Ceclin
Maio 31, 2013 0 Comentário


120 dias de Geraldo Júlio

Por Elias Martins, colunista do Blog

Comparativo sobre a performance financeira dos primeiros 120 dias da administração Geraldo Júlio em relação ao mesmo período do ano anterior da administração João da Costa, em Recife.

Já está disponível o RREO – Relatório Resumido de Execução Orçamentária do 2º bimestre de 2013 da cidade do Recife na página do SISTN. E é a partir dele que podemos fazer algumas avaliações do comportamento da Gestão da administração Geraldo Júlio (PSB), onde aproveitamos para comparar com o comportamento da gestão João da Costa (PT), no mesmo período do ano de 2012.

Nos primeiros 120 da administração Geraldo Júlio, a prefeitura do Recife teve um crescimento de 7,73% da RCL em relação ao mesmo período do ano anterior.

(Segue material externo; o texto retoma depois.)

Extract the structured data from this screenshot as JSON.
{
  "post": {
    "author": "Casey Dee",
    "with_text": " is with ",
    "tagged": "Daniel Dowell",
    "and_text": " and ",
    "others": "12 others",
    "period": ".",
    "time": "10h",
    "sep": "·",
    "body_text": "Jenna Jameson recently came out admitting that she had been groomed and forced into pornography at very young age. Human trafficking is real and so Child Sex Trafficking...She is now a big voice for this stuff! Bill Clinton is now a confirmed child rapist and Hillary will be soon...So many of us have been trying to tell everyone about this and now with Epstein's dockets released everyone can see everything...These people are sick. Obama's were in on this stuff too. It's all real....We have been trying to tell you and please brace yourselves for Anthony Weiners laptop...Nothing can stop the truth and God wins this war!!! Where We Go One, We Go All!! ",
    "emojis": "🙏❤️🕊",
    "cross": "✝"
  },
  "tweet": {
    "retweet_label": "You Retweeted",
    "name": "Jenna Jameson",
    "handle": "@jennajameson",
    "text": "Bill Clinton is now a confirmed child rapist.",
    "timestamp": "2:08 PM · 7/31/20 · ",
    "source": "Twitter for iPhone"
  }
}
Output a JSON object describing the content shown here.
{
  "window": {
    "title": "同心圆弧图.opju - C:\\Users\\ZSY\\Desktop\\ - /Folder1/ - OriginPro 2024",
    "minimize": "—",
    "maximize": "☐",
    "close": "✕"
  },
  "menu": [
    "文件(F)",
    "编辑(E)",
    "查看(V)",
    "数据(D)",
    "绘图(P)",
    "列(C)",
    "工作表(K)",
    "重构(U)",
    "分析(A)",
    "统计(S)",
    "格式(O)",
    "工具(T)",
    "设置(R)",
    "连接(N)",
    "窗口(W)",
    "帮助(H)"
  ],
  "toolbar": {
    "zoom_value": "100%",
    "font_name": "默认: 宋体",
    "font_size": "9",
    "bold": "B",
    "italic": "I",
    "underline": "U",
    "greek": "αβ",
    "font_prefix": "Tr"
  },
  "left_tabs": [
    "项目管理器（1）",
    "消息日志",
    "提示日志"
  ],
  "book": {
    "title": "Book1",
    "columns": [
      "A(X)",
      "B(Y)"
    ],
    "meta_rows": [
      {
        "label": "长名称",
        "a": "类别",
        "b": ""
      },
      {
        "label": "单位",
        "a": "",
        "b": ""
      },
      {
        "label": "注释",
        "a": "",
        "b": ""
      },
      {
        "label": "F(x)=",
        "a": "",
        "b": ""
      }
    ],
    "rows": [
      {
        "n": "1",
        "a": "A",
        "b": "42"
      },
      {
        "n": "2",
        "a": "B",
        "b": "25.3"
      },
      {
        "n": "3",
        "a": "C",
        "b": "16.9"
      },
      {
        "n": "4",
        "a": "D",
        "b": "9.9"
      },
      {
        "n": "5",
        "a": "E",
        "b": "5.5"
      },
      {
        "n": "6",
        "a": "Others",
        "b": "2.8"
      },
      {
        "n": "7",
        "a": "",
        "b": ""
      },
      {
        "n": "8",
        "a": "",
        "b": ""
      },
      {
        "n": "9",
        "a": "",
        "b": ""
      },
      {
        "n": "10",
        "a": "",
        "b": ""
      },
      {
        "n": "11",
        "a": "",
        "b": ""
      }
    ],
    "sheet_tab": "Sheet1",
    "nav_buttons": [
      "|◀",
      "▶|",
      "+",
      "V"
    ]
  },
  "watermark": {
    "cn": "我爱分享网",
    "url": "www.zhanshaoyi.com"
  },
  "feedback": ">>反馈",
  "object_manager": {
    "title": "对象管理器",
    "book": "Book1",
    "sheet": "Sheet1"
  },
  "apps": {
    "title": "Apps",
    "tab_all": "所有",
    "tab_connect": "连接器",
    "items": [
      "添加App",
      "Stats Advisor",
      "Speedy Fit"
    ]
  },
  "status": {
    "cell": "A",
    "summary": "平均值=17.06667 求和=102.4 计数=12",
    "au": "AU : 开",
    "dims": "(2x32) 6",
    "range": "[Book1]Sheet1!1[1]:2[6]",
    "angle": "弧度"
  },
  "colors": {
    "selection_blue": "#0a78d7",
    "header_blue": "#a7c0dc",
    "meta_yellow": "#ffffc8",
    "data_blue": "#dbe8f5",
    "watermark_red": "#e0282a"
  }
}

Na função Urbanismo, a administração João da Costa já tinha pago R$ 184 milhões de reais no mesmo período de 2012, contra R$ 86 milhões em 2013. Já em relação aos gastos com pessoal, quando Geraldo Júlio parecia que ia dar um freio nas despesas com Cargos Comissionados e Contratos quando da apresentação dos números do 1º bimestre, que apresentou redução de quase dois terços da média mensal de gastos do ano de 2012, surge no fechamento do 2º bimestre com gastos gerais de pessoal 12,03% maior que o mesmo período do ano de 2012, puxados pelo incremento de 348% nos gastos com Comissionados e Contratos, em comparação com o 1º bimestre de 2013.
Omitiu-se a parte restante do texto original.